Adding/fixing DNSProxy metrics
A few changes are made here:
cilium_fqdn_semaphore_rejected_totalwasn't being updated correctly, due to an incorrect error check. This is fixed now.- Based on the discussion here, the field
scope:datapathTimeincilium_proxy_upstream_reply_secondswas split into two different scopes:policyGenerationTime(for updating the DNS caches and policy caches) anddatapathTime(which include the async policy map updates and the identity cache updates).
Fixes `semaphore_rejected_total` metric and adds new `scope` to `proxy_upstream_reply_seconds` metric.
Signed-off-by: Rahul Joshi [email protected]
/assign @joestringer
@joestringer friendly ping here.
/test
/test
I'm not sure what's going on with the jenkins CI jobs, I've started a thread on Slack to follow up.
EDIT: Retrying below in case this is some transient upstream error with GitHub.
/test
It looks like the L4LB failure is introduced because the PR is not recently rebased.
We are actively investigating the Jenkins failures, they do not appear to be related to the PR content. Until we've resolved that issue, there is no need to take further action. Once we've resolved it, you can rebase the PR and we should be OK to proceed with running the tests again.
That issue affecting the jenkins tests should be resolved now. Please rebase, and I will kick off the full testsuite afterwards.
Ok rebase is done.
/test
Job 'Cilium-PR-K8s-1.23-kernel-5.4' failed:
Click to show.
Test Name
K8sDatapathConfig Host firewall With VXLAN
Failure Output
FAIL: Failed to reach 192.168.56.12:80 from testclient-tjqw9
If it is a flake and a GitHub issue doesn't already exist to track it, comment /mlh new-flake Cilium-PR-K8s-1.23-kernel-5.4 so I can create one.
Job 'Cilium-PR-K8s-1.25-kernel-net-next' failed:
Click to show.
Test Name
K8sDatapathConfig Check BPF masquerading with ip-masq-agent DirectRouting
Failure Output
FAIL: Failed to add ip route
If it is a flake and a GitHub issue doesn't already exist to track it, comment /mlh new-flake Cilium-PR-K8s-1.25-kernel-net-next so I can create one.
It looks like the previous test results have expired so we can't know the results. Can you rebase once more on tip of master and I'll re-kick CI to see if there are any reliable failures introduced by this PR?
/test
/test
This pull request has been automatically marked as stale because it has not had recent activity. It will be closed if no further activity occurs. Thank you for your contributions.
@joestringer @aanm can we merge this?
I think we're waiting for a green CI run. I can kick off the tests.
/test
The fuzz test seems to have OOM'd -- if I'm reading that correctly.
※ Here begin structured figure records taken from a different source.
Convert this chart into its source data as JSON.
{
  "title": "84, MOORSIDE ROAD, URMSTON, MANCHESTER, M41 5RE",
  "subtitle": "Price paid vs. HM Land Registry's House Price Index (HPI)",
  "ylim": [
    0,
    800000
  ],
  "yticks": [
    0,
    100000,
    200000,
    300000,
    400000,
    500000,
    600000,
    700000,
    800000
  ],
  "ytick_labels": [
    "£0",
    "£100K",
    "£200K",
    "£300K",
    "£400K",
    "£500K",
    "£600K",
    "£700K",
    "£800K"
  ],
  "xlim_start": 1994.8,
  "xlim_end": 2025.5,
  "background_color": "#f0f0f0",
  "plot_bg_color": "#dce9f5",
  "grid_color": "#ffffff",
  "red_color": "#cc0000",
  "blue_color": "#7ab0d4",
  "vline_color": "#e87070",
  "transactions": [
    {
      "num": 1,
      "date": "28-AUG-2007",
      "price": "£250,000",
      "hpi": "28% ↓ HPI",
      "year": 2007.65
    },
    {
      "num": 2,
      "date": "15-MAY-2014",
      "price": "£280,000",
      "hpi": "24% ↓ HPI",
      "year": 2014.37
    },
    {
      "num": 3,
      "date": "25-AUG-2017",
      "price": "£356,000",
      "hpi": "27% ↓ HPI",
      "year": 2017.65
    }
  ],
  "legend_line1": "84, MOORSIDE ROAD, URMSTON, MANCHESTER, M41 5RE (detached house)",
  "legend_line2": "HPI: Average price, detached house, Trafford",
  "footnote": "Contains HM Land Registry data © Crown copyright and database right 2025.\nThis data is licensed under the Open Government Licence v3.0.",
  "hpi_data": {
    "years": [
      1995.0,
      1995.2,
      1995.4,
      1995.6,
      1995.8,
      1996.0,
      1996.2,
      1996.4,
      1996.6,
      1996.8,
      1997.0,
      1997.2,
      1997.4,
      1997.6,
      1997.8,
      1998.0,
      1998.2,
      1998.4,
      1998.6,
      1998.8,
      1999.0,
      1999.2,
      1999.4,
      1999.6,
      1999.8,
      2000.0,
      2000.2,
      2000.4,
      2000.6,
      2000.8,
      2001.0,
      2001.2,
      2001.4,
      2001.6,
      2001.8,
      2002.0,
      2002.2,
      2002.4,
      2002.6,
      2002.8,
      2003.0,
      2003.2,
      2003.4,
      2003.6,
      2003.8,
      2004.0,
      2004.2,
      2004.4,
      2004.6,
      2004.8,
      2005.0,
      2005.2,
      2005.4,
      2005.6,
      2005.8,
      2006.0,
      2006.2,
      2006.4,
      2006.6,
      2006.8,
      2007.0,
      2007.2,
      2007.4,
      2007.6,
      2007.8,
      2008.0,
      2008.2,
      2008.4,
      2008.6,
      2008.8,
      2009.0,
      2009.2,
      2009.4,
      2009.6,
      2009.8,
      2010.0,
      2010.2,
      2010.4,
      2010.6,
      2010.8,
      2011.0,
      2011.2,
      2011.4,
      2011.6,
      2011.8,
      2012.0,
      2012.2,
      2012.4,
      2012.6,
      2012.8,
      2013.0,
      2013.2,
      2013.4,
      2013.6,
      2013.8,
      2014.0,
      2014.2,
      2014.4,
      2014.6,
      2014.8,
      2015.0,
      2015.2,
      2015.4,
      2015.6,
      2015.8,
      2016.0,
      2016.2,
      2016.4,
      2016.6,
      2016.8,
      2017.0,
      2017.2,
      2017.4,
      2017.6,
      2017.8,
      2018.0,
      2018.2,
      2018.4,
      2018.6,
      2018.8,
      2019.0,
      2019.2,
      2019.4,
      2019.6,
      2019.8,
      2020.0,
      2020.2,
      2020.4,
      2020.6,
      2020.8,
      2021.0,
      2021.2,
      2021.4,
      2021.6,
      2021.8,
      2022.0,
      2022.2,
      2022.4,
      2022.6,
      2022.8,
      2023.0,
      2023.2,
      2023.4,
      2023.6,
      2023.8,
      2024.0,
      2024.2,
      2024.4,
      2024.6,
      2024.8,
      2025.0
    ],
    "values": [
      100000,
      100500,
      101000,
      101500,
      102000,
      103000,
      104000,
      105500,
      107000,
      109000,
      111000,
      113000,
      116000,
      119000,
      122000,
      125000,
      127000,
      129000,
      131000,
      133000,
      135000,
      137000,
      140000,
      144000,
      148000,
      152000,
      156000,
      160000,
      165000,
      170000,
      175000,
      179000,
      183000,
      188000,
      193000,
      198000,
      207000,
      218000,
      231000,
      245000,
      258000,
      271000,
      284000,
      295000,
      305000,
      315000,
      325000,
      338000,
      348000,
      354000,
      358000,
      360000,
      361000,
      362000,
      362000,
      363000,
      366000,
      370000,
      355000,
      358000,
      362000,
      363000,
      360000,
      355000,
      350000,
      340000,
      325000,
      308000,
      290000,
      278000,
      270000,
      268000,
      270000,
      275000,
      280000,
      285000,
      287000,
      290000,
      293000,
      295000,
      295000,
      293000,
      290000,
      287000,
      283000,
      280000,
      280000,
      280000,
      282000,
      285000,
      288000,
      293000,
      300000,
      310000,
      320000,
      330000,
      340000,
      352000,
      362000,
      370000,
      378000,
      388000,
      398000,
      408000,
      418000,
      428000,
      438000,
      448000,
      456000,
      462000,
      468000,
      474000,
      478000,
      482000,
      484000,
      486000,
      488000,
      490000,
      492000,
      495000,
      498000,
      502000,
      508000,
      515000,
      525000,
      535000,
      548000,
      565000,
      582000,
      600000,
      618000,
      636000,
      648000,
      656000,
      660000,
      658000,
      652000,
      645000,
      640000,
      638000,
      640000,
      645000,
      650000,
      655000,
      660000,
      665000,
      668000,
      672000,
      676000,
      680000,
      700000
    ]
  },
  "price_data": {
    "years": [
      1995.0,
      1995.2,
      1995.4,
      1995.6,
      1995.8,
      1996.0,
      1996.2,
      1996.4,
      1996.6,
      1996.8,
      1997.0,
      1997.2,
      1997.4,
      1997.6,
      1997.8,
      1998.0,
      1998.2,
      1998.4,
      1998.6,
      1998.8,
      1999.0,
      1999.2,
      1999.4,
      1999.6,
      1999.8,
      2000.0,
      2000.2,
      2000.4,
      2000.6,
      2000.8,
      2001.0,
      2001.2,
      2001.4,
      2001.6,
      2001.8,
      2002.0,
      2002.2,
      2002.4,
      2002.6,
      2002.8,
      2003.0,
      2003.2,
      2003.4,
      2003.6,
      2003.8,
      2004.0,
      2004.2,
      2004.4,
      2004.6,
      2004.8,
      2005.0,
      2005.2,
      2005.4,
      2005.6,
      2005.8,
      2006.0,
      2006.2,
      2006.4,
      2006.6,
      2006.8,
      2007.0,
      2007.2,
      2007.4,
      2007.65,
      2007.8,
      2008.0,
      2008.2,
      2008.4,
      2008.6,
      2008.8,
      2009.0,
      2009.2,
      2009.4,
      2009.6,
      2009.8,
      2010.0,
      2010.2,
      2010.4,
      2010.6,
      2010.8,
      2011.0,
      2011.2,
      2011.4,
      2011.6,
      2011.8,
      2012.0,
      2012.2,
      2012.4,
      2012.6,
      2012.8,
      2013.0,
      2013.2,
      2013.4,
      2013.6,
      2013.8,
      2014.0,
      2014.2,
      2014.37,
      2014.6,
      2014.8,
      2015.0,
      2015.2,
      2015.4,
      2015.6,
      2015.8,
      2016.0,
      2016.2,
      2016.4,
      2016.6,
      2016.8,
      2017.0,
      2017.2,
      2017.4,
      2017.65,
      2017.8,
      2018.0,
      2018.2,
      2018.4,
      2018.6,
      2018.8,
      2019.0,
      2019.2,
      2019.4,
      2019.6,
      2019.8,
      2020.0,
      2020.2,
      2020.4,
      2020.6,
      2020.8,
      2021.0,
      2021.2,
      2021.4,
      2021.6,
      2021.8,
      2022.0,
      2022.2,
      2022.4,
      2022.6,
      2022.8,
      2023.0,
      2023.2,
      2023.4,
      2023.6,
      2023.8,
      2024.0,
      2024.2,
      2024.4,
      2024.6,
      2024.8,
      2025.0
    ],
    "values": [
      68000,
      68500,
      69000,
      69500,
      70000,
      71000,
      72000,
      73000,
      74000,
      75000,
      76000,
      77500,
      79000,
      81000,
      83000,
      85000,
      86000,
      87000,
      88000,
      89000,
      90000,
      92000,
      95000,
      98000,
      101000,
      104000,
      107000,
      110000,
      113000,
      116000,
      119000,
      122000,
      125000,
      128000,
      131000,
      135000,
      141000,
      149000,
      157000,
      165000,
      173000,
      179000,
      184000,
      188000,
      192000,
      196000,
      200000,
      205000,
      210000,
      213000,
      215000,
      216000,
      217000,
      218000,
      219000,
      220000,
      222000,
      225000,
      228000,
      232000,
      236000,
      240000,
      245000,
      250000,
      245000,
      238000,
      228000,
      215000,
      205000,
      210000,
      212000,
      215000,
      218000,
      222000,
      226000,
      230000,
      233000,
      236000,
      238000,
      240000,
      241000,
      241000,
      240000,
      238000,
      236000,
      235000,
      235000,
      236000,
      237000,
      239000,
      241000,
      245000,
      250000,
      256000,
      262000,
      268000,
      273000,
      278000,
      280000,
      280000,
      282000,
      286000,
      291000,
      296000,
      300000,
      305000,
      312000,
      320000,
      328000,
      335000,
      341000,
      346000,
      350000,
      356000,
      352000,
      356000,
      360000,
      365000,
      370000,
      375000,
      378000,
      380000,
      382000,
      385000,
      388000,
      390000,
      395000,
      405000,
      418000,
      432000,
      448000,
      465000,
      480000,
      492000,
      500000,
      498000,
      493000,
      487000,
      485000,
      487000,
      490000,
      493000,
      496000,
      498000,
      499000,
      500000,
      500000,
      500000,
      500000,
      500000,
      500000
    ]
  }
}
And I think the codeql is failing due to some golang version mis-match?
Fuzz failure may be https://github.com/cilium/cilium/issues/22459 .
I don't know about the CodeQL error. It's not marked as a required job but could you file an issue for that failure? We don't need to block the PR based on it, I just want to make sure we're tracking failures across the codebase so that others can search for the same failure and identify whether it's relevant to their PR + collaborate on fixes.
net-next job failed vm provisioning, we can re-kick that.
/test-1.26-net-next
Filed https://github.com/cilium/cilium/issues/22488 -- couldn't find the zip file but I hope there's enough info there to start looking into it.
Travis looks like it only hit an issue on arm64, seems to be some upstream provider issue for the apt repository for dependencies in the test. This PR shouldn't impact that.
@rahulkjoshi was there anything meaningful in the latest change that you think may require CI to run to validate that? I didn't get a chance to see whether the last test I ran was successful or not, and now there's a fresh version the CI hasn't run for the PR any more.
I guess all the other jobs were passing or failing with known/acceptable failures, so only the net-next job needs to run again to check. I'll re-run just that one.
/test-1.26-net-next
The net-next run hit #22504 again. I've seen that in other PRs now too, so it's not related to this PR. Looking back over the changes, the risk of breakage on some specific k8s version or so on is very low, and previously we had almost all green test runs. I'm OK to merge this as-is.